Carlo Wild gehört zu den inzwischen als eher altmodisch verdächtigen Menschen, die dafür etwas zurückgeben wollen. Wenn es sein muss – und es muss oft sein –, ist der Feingeist auch Akkordarbeiter, in der digitalen Welt erscheint der kicker nicht mehr nur zweimal wöchentlich gedruckt, sondern 24 Stunden am Tag. "Ich habe nie auf die Uhr geschaut", sagt Wild, nachts um drei aufzustehen, weil es die beste Zeit war, um den Bundestrainer Jürgen Klinsmann in den USA zu erreichen, war selbstverständlich. Als Chefreporter begleitet Wild die Nationalmannschaft und den FC Bayern München, "mit keinem Menschen im Leben", überlegt er, "habe ich so oft telefoniert wie mit Uli Hoeneß", dem Welt- und Europameister, dem späteren Manager und Präsidenten des FC Bayern. Bis heute siezen sie sich.
100 Jahre jung: Der kicker feiert Jubiläum
Wild besuchte Franz Beckenbauer in Kitzbühel, daraus wurde sein Lieblingsinterview, weil Beckenbauer redete, wie manchmal nur Beckenbauer reden kann – und keine Presseabteilung so eingriff, wie es später üblich werden sollte, als die Branche damit begann, Zitate glattzubügeln, um "Kunstfiguren", wie Wild es nennt, zu schaffen. Für gute Texte streitet er gerne. In Wilds Porträts lernt man Menschen kennen, nicht nur Fußballer, es gehört zur Wertschätzung des Gegenübers, findet er, sich gewissenhaft auf solche Begegnungen vorzubereiten. Es sind Gespräche wie die mit dem lustig-nachdenklichen Thomas Müller, auf die er sich freut; Müller und anderen geht es, wie man hört, umgekehrt genauso.
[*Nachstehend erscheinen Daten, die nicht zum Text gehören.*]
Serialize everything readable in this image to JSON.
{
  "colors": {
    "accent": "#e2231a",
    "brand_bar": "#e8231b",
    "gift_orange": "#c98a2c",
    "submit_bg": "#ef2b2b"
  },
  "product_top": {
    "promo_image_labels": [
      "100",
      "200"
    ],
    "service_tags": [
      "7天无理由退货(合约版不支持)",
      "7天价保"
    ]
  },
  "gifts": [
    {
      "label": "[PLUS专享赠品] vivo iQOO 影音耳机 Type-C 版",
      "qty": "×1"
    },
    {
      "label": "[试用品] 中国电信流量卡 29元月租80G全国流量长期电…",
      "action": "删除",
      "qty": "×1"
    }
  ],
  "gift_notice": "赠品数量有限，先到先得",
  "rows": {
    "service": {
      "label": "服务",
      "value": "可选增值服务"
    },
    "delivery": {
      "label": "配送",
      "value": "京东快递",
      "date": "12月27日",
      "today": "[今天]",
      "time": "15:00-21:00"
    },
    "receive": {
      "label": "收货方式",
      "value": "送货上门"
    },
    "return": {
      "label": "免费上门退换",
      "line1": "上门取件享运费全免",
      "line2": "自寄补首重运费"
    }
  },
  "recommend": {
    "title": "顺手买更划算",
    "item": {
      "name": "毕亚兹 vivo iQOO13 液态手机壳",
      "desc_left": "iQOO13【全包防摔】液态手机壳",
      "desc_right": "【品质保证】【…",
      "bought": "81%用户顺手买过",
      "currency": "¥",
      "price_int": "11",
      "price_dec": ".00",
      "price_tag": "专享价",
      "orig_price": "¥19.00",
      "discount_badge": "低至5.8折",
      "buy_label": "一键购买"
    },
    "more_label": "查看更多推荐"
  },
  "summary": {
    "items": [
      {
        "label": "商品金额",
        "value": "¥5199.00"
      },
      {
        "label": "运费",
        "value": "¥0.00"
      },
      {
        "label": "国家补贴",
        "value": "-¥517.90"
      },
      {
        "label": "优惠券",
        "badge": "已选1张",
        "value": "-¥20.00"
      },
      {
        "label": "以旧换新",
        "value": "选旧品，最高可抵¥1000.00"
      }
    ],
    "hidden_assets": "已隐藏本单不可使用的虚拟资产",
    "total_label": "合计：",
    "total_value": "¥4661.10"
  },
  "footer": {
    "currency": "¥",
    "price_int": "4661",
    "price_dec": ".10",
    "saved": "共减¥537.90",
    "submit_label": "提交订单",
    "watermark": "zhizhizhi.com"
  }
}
Die Liebe zum Spiel und die Leidenschaft fürs Leben
"Du liebst Fußball zu sehr", hat Wild zwar gerade einem geschätzten jüngeren Kollegen gesagt. Aber ohne die Emotionen, die dieses Spiel weckt, mag er sich Fußball natürlich nicht vorstellen. Als sich der Bayern-Trainer Ottmar Hitzfeld unter Tränen verabschiedete, bekam auch Wild feuchte Augen, "ich bin", sagt er, "schon nahe am Wasser gebaut". Und der Lieblingsverein seines Vaters, der 1. FC Nürnberg, hat auch Wild nie ganz losgelassen, "das sind die väterlichen Gene", vermutet der Sohn. Wer diese Leidenschaft nicht versteht, kann kaum darüber schreiben – nicht so schön wie Carlo Wild.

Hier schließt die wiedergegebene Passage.